GOVERNMENT SEEKS "COHERENT VOICE" ACROSS THE NORTH
Rossendale and Darwen MP Jake Berry, who is the Northern Powerhouse minister, said he is "determined for Lancashire to be at the heart of a thriving Northern Powerhouse".
“The county’s fantastic contribution to the Northern Powerhouse was recognised by the Government on the last Lancashire Day," Mr. Berry added.
“The £434m Preston, South Ribble and Lancashire City Deal aims to create 20,000 new jobs and 17,000 new homes in the area.”
The Ministry of Housing, Communities and Local Government said that it is bringing together the eleven local enterprise partnerships spanning the North "to identify strategic priorities at the Northern level and provide a coherent voice representing private and public sectors".
It added that an updated Northern Powerhouse website will also be launched soon.
WHAT IS THE NORTHERN POWERHOUSE?
The term “Northern Powerhouse” was coined by the then Conservative chancellor George Osborne back in 2014.
He set out a vision for a revitalised Northern economy, based on science, innovation and, crucially, better transport links across the region.

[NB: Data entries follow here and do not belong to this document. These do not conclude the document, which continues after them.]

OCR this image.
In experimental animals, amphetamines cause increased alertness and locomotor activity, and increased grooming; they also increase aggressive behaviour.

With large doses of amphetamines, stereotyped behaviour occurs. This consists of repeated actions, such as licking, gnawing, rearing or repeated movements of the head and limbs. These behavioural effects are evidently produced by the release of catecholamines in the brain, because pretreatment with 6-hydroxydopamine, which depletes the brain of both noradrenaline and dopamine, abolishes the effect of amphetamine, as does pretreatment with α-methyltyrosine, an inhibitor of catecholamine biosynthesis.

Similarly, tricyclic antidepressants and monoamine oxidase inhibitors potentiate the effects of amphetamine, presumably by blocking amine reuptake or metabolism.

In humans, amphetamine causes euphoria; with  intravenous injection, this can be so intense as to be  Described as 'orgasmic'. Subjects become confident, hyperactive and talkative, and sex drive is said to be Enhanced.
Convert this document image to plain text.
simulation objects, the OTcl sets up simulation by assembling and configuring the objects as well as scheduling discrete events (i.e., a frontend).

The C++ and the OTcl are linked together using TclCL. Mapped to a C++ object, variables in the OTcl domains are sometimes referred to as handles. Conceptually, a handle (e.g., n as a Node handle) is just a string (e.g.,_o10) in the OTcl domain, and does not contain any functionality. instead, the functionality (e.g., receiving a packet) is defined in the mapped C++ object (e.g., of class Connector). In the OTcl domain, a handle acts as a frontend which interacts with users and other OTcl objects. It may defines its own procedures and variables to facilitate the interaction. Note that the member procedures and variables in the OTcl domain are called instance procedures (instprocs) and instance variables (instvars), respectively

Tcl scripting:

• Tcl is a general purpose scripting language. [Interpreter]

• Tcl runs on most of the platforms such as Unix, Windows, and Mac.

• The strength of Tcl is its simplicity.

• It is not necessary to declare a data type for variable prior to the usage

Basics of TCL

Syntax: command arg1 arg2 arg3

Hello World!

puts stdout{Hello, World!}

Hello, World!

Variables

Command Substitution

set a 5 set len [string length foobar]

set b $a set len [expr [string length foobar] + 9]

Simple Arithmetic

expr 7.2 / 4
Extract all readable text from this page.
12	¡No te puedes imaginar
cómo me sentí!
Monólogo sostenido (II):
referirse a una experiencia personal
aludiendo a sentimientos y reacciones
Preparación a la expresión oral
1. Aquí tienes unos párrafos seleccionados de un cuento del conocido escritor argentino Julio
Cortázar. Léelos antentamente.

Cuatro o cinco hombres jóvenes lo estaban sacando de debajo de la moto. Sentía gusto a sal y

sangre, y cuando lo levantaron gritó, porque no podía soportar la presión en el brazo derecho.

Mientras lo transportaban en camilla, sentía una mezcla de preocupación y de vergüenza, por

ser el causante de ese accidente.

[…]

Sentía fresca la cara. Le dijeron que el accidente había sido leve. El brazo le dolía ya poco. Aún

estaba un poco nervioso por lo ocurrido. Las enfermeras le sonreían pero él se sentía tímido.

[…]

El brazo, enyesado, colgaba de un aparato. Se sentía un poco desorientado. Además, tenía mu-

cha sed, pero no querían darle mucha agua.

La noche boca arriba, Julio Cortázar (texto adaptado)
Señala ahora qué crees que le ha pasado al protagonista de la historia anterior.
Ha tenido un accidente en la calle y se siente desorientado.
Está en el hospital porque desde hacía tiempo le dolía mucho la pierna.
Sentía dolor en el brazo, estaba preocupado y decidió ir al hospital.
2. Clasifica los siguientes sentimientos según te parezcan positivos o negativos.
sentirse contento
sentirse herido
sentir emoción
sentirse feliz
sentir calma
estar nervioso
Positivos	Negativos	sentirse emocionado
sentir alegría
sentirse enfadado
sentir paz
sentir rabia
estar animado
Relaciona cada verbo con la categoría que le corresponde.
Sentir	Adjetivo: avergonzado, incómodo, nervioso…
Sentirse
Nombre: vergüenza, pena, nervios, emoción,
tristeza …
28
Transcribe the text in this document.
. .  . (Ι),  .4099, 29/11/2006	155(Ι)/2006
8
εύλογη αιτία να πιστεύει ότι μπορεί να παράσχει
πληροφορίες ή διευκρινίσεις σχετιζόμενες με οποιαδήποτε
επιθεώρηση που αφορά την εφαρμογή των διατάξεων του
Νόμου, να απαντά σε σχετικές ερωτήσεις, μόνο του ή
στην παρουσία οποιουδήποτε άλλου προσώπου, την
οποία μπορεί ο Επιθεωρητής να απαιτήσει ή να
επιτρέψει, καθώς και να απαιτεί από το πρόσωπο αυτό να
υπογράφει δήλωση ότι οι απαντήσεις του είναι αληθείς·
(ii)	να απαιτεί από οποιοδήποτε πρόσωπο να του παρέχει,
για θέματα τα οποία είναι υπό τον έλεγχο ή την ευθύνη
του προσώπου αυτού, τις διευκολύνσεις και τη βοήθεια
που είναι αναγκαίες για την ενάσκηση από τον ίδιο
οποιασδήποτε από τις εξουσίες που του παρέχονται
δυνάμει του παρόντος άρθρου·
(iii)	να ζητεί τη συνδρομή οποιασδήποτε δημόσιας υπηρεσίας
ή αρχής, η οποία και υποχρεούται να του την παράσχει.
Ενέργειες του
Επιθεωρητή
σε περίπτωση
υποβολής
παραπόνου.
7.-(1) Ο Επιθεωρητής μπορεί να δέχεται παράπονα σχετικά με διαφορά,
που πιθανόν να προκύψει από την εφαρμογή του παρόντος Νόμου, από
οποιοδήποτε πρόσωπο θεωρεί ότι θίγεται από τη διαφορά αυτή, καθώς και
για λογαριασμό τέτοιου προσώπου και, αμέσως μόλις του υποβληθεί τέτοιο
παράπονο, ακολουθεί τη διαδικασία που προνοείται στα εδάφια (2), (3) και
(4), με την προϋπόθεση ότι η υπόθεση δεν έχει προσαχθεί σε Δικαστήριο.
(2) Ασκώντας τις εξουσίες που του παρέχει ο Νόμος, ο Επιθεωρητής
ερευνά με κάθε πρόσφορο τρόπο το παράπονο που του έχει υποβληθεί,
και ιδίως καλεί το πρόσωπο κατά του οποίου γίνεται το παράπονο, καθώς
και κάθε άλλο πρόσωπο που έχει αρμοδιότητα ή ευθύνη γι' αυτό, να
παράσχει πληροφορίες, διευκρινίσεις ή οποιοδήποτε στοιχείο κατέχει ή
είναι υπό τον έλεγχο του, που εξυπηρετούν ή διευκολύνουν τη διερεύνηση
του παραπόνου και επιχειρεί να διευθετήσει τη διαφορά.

There was speculation that the concept would be quietly dropped when Osborne departed Downing Street just two years after he laid out his plans, although the government later restated its commitment to them.
However, Osborne himself has been critical of a “lack of vision” for the project under Teresa May’s premiership and earlier this year called for special funds to be created for investment in rail, education and housing to benefit the North.
Since then, Transport for the North has approved a £39bn blueprint for a project called Northern Powerhouse Rail, designed to reduce journey times between the North’s key towns and cities. However, the benefits for Lancashire residents are unclear, with many of the mooted upgrades and new lines focussed on a corridor stretching from Liverpool to Hull.
The government’s own commitment to the project will only be signalled when the outcome of the comprehensive spending review - its medium-term financial plan - is known later this year. An estimated £13bn will be invested in Transport for the North between 2015 and 2020.
The ambitions for the Northern Powerhouse concept are now laid down in a strategy drawn up by the current chancellor, Philip Hammond, shortly after he took over the role from Osborne. According to that document, the government’s priorities remain connectivity, skills, trade, investment and innovation.